When speaking English, native Philadelphians have a very distinct accent, one that has been studied by University of Pennsylvania linguists for decades. But how does a Philly accent present itself in American Sign Language?

"Philadelphia ASL historically, and I think anecdotally, has always been seen as a little different," University of Pennsylvania linguistics lecturer Jami Fisher says. “We're not really sure why."

Fisher, who grew up in Philadelphia with Deaf parents and a Deaf brother, is working with Gallaudet University, a university for the Deaf, to study how exactly sign language might vary by region. Along with her research partner and assistant linguistics professor Meredith Tamminga, Fisher is interviewing 12 subjects from Philadelphia’s Deaf community and annotating the videos to analyze how exactly their signs might vary from someone who grew up signing in, say, California. They eventually want to create an online database that would serve as a kind of Philadelphia ASL dictionary.

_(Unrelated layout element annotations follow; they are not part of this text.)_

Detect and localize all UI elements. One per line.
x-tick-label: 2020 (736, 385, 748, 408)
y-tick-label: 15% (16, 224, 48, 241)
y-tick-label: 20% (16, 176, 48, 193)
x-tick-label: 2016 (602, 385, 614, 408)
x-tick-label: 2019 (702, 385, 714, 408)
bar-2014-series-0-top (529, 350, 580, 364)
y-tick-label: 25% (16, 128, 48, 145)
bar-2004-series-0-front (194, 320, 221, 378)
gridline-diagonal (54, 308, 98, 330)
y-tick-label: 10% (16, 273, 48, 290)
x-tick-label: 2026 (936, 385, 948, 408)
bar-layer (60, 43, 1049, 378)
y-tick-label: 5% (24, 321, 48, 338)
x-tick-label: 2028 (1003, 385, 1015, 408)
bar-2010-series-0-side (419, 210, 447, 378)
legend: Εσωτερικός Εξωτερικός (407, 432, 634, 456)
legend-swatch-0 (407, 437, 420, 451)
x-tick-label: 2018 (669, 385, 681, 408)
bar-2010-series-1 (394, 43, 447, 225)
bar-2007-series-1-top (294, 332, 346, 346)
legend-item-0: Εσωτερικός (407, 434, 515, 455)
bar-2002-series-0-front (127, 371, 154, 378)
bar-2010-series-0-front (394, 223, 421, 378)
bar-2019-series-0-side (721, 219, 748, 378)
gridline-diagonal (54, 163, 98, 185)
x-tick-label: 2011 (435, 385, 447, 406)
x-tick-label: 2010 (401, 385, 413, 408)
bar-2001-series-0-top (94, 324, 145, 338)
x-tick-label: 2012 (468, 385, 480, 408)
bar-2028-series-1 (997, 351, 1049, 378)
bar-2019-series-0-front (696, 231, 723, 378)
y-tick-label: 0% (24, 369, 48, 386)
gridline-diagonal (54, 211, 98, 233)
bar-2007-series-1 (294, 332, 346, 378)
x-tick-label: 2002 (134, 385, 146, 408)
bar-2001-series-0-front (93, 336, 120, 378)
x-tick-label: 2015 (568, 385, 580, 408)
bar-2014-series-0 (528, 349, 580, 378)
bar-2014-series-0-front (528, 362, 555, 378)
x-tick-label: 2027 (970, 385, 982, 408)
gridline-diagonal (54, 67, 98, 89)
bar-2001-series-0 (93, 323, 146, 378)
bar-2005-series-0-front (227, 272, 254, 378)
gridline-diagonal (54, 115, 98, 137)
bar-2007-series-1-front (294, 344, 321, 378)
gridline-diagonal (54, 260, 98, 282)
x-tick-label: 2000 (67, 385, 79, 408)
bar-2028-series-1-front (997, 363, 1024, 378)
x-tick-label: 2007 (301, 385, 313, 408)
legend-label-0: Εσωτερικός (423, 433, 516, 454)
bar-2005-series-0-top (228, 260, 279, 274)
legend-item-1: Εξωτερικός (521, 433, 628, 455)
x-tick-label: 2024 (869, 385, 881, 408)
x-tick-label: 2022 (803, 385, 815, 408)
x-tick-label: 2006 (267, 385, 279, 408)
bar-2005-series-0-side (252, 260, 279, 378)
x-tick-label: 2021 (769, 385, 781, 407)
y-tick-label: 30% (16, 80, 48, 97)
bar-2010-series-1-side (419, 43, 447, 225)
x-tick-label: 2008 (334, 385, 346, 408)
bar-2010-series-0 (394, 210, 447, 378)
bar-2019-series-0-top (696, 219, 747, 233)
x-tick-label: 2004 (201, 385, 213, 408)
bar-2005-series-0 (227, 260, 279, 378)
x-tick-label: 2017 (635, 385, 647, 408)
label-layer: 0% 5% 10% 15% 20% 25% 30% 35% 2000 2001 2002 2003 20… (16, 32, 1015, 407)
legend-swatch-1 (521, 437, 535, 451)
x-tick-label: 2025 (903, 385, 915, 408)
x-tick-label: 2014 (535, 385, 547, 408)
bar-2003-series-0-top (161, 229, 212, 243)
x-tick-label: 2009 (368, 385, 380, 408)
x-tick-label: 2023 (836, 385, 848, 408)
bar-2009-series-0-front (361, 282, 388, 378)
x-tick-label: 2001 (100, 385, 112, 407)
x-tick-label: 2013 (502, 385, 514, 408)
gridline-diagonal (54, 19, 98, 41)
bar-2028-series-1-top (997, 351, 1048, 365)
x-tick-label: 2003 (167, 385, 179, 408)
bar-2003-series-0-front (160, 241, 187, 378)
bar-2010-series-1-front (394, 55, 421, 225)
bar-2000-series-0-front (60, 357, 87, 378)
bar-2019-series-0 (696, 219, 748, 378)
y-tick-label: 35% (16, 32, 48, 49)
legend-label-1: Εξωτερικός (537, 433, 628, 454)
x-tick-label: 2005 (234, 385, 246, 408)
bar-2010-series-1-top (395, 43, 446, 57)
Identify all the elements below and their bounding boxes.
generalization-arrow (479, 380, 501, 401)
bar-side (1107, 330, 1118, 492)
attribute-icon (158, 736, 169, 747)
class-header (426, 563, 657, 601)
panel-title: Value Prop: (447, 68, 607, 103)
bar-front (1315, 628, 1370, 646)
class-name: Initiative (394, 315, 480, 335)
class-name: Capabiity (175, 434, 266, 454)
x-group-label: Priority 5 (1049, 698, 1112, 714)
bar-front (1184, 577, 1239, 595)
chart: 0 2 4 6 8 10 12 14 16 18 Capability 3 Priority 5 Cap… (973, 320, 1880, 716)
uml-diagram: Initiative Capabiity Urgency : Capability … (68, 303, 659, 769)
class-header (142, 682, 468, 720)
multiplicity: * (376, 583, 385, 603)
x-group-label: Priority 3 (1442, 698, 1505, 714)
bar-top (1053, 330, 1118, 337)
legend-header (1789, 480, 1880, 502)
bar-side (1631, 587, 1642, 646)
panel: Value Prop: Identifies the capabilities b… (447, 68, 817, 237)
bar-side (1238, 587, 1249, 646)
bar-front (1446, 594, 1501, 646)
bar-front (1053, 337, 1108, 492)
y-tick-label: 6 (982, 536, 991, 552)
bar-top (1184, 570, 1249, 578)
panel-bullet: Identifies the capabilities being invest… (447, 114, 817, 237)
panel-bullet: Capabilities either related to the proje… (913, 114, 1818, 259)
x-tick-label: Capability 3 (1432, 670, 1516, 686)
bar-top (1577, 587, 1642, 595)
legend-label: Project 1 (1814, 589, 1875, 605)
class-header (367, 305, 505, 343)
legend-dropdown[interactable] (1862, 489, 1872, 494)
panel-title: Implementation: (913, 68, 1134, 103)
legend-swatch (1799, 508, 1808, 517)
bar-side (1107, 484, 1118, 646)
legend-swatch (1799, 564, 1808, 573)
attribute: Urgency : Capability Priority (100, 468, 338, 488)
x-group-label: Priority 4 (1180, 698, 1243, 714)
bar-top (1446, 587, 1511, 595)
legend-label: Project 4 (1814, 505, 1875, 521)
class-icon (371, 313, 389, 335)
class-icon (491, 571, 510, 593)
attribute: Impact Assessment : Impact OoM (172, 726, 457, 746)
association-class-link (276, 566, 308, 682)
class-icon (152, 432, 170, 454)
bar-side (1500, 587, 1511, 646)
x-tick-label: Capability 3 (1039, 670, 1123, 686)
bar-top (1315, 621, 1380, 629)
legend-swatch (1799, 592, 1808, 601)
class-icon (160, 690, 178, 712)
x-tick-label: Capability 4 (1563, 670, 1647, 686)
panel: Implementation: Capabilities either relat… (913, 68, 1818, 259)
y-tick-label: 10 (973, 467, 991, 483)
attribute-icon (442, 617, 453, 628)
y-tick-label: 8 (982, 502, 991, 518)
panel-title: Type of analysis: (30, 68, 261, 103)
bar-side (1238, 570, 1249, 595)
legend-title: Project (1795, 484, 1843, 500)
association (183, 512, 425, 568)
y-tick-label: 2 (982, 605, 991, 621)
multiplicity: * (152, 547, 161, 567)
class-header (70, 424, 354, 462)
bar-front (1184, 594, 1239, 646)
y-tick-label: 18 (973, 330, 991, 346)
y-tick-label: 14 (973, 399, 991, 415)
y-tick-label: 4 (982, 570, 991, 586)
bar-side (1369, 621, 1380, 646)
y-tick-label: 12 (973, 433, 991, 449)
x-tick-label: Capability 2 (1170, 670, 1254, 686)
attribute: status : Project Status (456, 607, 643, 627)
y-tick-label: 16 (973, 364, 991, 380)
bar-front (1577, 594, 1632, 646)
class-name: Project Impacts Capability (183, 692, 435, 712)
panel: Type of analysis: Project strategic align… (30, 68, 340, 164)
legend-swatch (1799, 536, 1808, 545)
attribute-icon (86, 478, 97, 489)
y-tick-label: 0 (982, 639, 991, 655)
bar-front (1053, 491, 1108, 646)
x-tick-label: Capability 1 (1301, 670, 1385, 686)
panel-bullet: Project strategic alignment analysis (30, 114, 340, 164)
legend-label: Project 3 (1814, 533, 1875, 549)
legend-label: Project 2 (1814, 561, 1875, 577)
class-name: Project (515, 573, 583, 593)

How Penn linguists are annotating their interviews with Philadelphia signers. Image Credit: University of Pennsylvania


Up until the 1980s, many Deaf children went to special boarding schools, meaning they spent most of their time with their Deaf peers. Because these students didn’t have the opportunity to sign with many people outside their region, they developed their own variations of the language. But after the Individuals with Disabilities Education Act was put into place, more Deaf students began attending mainstream schools. In schools where there were few other Deaf children, they weren’t exposed to as many signers. Their school interpreters might have had interpreters from another region, so they wouldn't see Philadelphia-specific signs on a regular basis.

Philadelphia is not the only place that has its own distinct way of communicating in ASL. New York signers have different signs and slang, and a different cadence—New Yorkers sign much faster than people from Ohio. Different regions use different signs for words such as picnic and Halloween, much like how some American English speakers use the word “pop” but others use the word “soda.” And since ASL doesn’t always have the exact signs to convey some spoken words (especially in science), communities sometimes come up with different signs to communicate those ideas. 

An online resource of regional ASL accents would be a way to preserve the cultural heritage of Deaf communities in different places.